Serangan Mengerikan Terhadap Filsuf Muslim dan Karya Mereka, Kitab Ibnu Rusyd pun Dibakar
Aksi pembakaran karya-karya filsafat pernah terjadi pada masa Islam
REPUBLIKA.CO.ID, JAKARTA-Pada akhir abad kelima H/11 M, ketidaksetujuan terhadap filsafat semakin meningkat, dan serangan yang dilancarkan oleh Imam al-Ghazali (w 505 H/1111 M) terhadap para filsuf dalam bukunya 'Tahafut al-Falasifat' tidak membantu mengurangi dampaknya.
Demikian pula pembelaan filsafat yang dilakukan oleh Imam Abu al-Walid Ibn Rusyd (w. 595 H/1199 M) dalam dua bukunya, 'Tahafut al-Tahafut' dan 'Fashl al-Maqal'.
Faktanya, Ibn Rusyd sendiri mengalami cobaan berat di akhir abad berikutnya pada masa Almohad Sultan al-Mansur Abu Yusuf Yaqoub bin Yusuf (wafat 595 H/1199 M), terlepas dari kenyataan bahwa ia adalah dokter pribadinya dan oleh karena itu merupakan salah satu orang yang paling dekat dengannya.
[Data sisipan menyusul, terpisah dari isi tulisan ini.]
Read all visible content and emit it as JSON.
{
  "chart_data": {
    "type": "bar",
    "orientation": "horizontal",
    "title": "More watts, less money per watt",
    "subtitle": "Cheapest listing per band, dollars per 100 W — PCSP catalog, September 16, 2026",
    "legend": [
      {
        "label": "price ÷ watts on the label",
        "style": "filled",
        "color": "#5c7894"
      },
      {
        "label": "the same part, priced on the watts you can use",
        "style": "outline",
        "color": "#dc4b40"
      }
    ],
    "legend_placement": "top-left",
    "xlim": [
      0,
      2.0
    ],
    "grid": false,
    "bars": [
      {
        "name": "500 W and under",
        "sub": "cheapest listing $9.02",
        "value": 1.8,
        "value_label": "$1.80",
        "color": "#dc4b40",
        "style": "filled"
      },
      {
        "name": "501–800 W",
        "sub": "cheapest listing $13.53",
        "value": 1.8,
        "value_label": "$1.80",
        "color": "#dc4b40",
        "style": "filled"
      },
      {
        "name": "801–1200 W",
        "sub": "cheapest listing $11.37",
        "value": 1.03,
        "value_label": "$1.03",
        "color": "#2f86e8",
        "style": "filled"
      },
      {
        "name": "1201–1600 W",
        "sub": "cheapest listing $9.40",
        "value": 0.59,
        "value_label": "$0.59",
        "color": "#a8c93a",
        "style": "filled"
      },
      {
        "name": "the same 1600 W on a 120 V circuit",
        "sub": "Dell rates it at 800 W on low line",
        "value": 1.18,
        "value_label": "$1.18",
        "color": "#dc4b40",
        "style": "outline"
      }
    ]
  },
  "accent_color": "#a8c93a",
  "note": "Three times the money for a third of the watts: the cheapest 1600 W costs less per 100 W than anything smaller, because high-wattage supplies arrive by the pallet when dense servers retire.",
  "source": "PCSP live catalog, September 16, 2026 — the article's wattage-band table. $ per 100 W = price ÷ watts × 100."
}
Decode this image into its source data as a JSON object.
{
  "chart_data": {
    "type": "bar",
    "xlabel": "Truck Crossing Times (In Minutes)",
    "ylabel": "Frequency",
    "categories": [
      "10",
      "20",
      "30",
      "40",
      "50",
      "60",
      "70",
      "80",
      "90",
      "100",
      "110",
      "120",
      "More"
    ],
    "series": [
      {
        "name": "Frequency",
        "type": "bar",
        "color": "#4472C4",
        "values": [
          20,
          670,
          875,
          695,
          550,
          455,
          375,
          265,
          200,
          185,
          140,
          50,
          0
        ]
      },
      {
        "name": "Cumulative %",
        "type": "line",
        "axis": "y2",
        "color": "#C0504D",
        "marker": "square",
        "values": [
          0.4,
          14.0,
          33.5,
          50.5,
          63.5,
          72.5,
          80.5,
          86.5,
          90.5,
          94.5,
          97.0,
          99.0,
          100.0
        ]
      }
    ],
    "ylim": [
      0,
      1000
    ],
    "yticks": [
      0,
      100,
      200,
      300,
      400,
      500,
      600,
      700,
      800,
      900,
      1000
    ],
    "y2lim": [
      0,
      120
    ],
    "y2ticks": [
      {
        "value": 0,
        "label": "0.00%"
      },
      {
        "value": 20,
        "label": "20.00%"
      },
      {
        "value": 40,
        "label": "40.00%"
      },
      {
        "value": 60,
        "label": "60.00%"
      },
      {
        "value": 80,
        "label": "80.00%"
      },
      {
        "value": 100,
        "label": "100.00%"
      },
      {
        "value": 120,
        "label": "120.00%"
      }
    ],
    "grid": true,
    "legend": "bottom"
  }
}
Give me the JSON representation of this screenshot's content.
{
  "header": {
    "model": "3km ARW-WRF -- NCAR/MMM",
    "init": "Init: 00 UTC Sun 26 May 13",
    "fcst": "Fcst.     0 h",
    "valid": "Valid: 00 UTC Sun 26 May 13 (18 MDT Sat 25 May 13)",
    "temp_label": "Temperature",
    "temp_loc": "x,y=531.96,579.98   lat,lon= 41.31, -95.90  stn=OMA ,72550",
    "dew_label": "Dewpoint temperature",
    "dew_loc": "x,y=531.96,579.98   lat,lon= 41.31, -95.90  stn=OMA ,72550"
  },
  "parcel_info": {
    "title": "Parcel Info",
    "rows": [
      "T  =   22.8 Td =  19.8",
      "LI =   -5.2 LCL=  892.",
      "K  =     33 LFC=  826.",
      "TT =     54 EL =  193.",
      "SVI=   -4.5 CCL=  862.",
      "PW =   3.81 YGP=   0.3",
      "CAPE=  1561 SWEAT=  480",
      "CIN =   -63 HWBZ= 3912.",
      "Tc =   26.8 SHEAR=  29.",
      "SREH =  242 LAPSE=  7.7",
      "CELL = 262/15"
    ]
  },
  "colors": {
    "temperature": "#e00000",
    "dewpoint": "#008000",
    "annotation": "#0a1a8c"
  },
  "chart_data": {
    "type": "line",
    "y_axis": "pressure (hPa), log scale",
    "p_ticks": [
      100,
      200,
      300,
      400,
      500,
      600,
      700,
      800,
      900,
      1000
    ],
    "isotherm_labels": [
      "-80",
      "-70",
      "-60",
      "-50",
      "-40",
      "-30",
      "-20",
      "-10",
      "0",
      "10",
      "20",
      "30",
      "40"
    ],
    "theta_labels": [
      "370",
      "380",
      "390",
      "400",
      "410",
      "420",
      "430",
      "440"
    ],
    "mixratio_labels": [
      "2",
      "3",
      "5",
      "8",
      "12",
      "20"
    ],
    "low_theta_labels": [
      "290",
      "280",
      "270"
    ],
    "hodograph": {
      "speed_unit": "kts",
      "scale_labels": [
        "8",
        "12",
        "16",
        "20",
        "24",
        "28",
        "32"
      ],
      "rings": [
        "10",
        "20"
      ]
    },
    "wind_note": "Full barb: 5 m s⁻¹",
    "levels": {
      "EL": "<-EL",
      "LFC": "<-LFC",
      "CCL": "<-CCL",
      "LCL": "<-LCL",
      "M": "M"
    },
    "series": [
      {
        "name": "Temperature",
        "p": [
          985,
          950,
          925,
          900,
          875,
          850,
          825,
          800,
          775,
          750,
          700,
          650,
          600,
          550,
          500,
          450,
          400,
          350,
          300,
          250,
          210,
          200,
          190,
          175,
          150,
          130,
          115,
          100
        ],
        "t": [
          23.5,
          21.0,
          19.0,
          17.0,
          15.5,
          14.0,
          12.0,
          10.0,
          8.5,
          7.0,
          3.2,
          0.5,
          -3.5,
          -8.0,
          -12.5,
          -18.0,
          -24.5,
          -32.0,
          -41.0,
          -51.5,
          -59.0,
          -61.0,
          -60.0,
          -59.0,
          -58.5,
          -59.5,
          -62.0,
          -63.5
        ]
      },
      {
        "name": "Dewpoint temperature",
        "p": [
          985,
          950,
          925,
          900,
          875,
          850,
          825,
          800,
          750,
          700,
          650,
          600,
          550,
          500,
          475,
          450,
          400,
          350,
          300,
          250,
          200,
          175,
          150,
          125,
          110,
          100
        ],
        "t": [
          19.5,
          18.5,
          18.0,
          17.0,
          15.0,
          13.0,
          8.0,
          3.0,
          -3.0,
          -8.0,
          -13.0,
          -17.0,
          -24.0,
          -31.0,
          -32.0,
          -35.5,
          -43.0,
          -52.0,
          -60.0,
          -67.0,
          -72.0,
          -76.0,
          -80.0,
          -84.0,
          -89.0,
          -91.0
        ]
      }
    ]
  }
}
Imam al-Dzahabi dalam kitabnya Siyar A’lam an-Nubala’, menulis demikian: “Orang-orang yang menentangnya mencarinya di rumah Yaqoub, dan mereka menunjukkan kepadanya sebuah kata dalam tulisan tangannya, yang mengutip para filsuf bahwa planet Venus adalah tuhan, maka dia memintanya, dan dia berkata, 'Semoga Allah melaknat orang yang menulisnya,' dan memerintahkan orang-orang yang hadir untuk melaknatnya, dan kemudian menghukum mati dia dan membakar buku-buku filsafat, kecuali buku-buku kedokteran dan teknik."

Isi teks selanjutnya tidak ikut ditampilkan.